Self-driving cars could significantly change the way we travel, potentially making it more accessible for everyone and increasing the mobility of disabled people or those who can’t drive for various health reasons. This can improve the independence and quality of life for the young, the elderly, and those with restricted mobility.
There are many other promising advantages of self-driving vehicles. They have the potential to enhance road safety, because they are guided by sensors, cameras, and artificial intelligence; thus eliminating human error. They are designed to navigate traffic more efficiently, reducing congestion and journey times, and lowering carbon emissions.
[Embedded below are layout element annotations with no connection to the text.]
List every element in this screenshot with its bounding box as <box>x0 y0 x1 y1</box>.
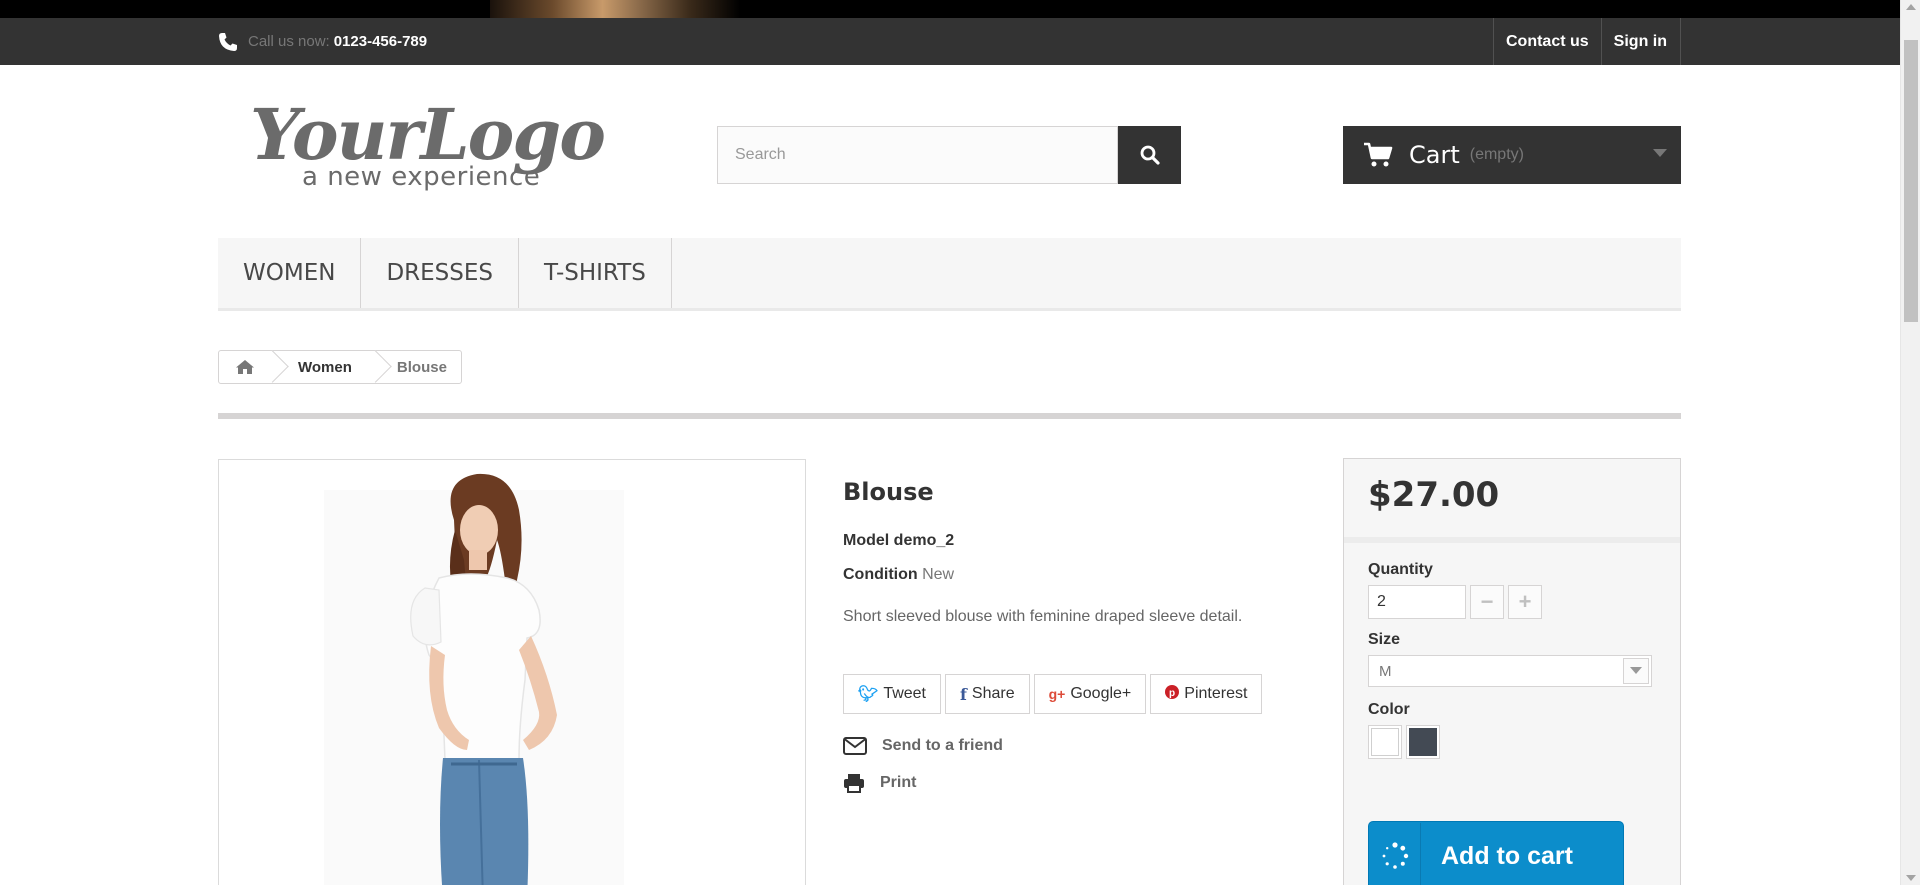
product-title: Blouse <box>843 478 934 506</box>
facebook-icon: f <box>960 684 967 704</box>
site-logo[interactable]: YourLogo a new experience <box>250 90 610 200</box>
product-image[interactable] <box>218 459 806 885</box>
printer-icon <box>844 774 864 793</box>
product-price: $27.00 <box>1344 459 1680 543</box>
facebook-share-button[interactable]: f Share <box>945 674 1030 714</box>
pinterest-icon: p <box>1165 684 1180 704</box>
search-input[interactable] <box>717 126 1118 184</box>
send-friend-label: Send to a friend <box>882 737 1003 754</box>
product-description: Short sleeved blouse with feminine drape… <box>843 608 1243 625</box>
quantity-stepper: − + <box>1368 585 1656 619</box>
model-value: demo_2 <box>893 532 955 549</box>
print-label: Print <box>880 774 917 791</box>
buy-box: $27.00 Quantity − + Size M Color <box>1343 458 1681 885</box>
logo-tagline: a new experience <box>302 162 541 192</box>
product-options: Quantity − + Size M Color <box>1344 543 1680 759</box>
social-share: 🐦︎ Tweet f Share g+ Google+ p Pinterest <box>843 674 1263 714</box>
search-icon <box>1140 145 1160 165</box>
banner-image <box>490 0 740 18</box>
share-label: Share <box>971 685 1015 702</box>
menu-item-tshirts[interactable]: T-SHIRTS <box>519 238 672 308</box>
breadcrumb: Women Blouse <box>218 350 462 384</box>
chevron-down-icon <box>1653 149 1667 157</box>
cart-status: (empty) <box>1469 146 1524 163</box>
scroll-up-arrow[interactable] <box>1906 4 1916 10</box>
tweet-button[interactable]: 🐦︎ Tweet <box>843 674 941 714</box>
quantity-decrease-button[interactable]: − <box>1470 585 1504 619</box>
tweet-label: Tweet <box>883 685 926 702</box>
quantity-label: Quantity <box>1368 561 1433 578</box>
plus-icon: + <box>1518 589 1532 614</box>
size-dropdown-arrow[interactable] <box>1623 658 1649 684</box>
twitter-icon: 🐦︎ <box>858 686 879 703</box>
color-label: Color <box>1368 701 1410 718</box>
add-to-cart-label: Add to cart <box>1441 841 1573 870</box>
search-button[interactable] <box>1118 126 1181 184</box>
top-banner[interactable] <box>0 0 1900 18</box>
swatch-fill <box>1371 728 1399 756</box>
size-selected: M <box>1379 663 1392 680</box>
pinterest-button[interactable]: p Pinterest <box>1150 674 1263 714</box>
scroll-thumb[interactable] <box>1904 40 1918 322</box>
color-swatch-dark[interactable] <box>1406 725 1440 759</box>
color-swatch-white[interactable] <box>1368 725 1402 759</box>
spinner-icon <box>1369 823 1421 885</box>
scroll-down-arrow[interactable] <box>1906 875 1916 881</box>
contact-us-link[interactable]: Contact us <box>1493 18 1601 65</box>
model-photo <box>219 460 805 885</box>
sign-in-link[interactable]: Sign in <box>1600 18 1681 65</box>
color-swatches <box>1368 725 1656 759</box>
google-label: Google+ <box>1070 685 1132 702</box>
model-label: Model <box>843 532 890 549</box>
cart-block[interactable]: Cart (empty) <box>1343 126 1681 184</box>
size-select[interactable]: M <box>1368 655 1652 687</box>
call-label: Call us now: <box>248 33 330 50</box>
quantity-input[interactable] <box>1368 585 1466 619</box>
swatch-fill <box>1409 728 1437 756</box>
phone-number: 0123-456-789 <box>333 33 428 50</box>
chevron-down-icon <box>1630 667 1642 674</box>
user-links: Contact us Sign in <box>1493 18 1681 65</box>
product-condition: Condition New <box>843 566 1303 584</box>
page-scrollbar[interactable] <box>1900 0 1920 885</box>
send-to-friend-link[interactable]: Send to a friend <box>843 734 1003 758</box>
menu-item-dresses[interactable]: DRESSES <box>361 238 519 308</box>
cart-icon <box>1364 142 1393 167</box>
product-actions: Send to a friend Print <box>843 734 1003 808</box>
quantity-increase-button[interactable]: + <box>1508 585 1542 619</box>
google-plus-button[interactable]: g+ Google+ <box>1033 674 1147 714</box>
call-us: Call us now: 0123-456-789 <box>218 18 427 65</box>
svg-text:p: p <box>1169 688 1175 699</box>
pinterest-label: Pinterest <box>1184 685 1248 702</box>
section-divider <box>218 413 1681 419</box>
menu-item-women[interactable]: WOMEN <box>218 238 362 308</box>
home-icon <box>236 360 254 374</box>
print-link[interactable]: Print <box>843 771 1003 795</box>
envelope-icon <box>843 737 867 755</box>
phone-icon <box>219 32 237 51</box>
main-menu: WOMEN DRESSES T-SHIRTS <box>218 238 1681 311</box>
top-bar: Call us now: 0123-456-789 Contact us Sig… <box>0 18 1900 65</box>
cart-label: Cart <box>1409 141 1460 169</box>
product-info: Blouse Model demo_2 Condition New Short … <box>843 478 1303 626</box>
search-bar <box>717 126 1181 184</box>
product-model: Model demo_2 <box>843 532 1303 550</box>
breadcrumb-separator <box>374 351 375 383</box>
condition-value: New <box>922 566 955 583</box>
size-label: Size <box>1368 631 1401 648</box>
minus-icon: − <box>1480 589 1494 614</box>
condition-label: Condition <box>843 566 918 583</box>
breadcrumb-separator <box>271 351 272 383</box>
google-plus-icon: g+ <box>1048 686 1066 702</box>
add-to-cart-button[interactable]: Add to cart <box>1368 821 1624 885</box>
However, not everyone is convinced that self-driving vehicles will provide the transport solution that disabled people have long been hoping for. Despite manufacturers of such vehicles deliberately using accessibility as a marketing angle for their products, many questions remain as to just how suitable they will actually be.
The first question is whether the standard design of the vehicles will ensure they are physically accessible for disabled people, who may need extra room to transfer from a wheelchair and extra seating space. Will a disabled person be able to access the operating system and what would happen in an emergency situation?
Transport for All has addressed some of these concerns, although of course no one really knows what the answers will be yet. There is an opportunity for designers and engineers to consider the needs of disabled people in the earliest planning stages, involving them in testing and seeking their feedback and opinion.
Another major question is whether the vehicles will be a financially viable prospect for disabled people. Disabled people already face huge financial obstacles, with extra living costs and reduced earning opportunities. It is probable that self-driving vehicles will be unaffordable for the vast majority.
It may be that most self-driving vehicles are shared or hired rather than privately owned, but this may mean that cheaper public transport options are neglected by the government. This will be detrimental to the independence of many disabled people.
The Disability News Service reports that two disabled peers, Lord Holmes and Baroness Brinton, have warned that new legislation on self-driving vehicles should be amended to include a “statement of accessibility principles” that is drawn up in consultation with disabled people.
Speaking in the House of Lords, Lord Holmes said: “Automated vehicles are either accessible, or they should not be pursued. They have such potential to enable mobility through technology, transforming people’s lives, be they older people, disabled people or any member of our society.”
“If accessibility is not the golden thread that runs through all their development and deployment, this project should not proceed any further.”
He added: “We have spent many decades putting right inaccessible buildings, infrastructure and public realm that was built and conceived of long before accessibility, inclusion and inclusive by design were even considered, let alone deployed.”
“That is still a work in progress, but we need to be absolutely certain that we are not potentially building new systems, vehicles and infrastructure that are inaccessible by design.”
Lord Holmes pointed out that for the vehicles to be accessible to all, measures such as dropped kerbs at embarking and drop-off points, and a fully accessible user interface of the booking platform should be included.
His fellow disabled peer, Baroness [Sal] Brinton, former president of the Liberal Democrats, who supported his amendment, said: “This is not something that affects a few people; it is a major, really important part of automated vehicles, increasingly so as we become an elderly society, because it is less likely that people will be able to make their own journeys.”
She added: “One reason why so many disabled people cannot travel around is because they do not have access to the right vehicles.”
The proposed amendments were supported by Lord Tunnicliffe, a labour shadow transport minister. Lord Davis, a junior Tory transport minister, said that the measures in the bill already provided scope to consider accessibility.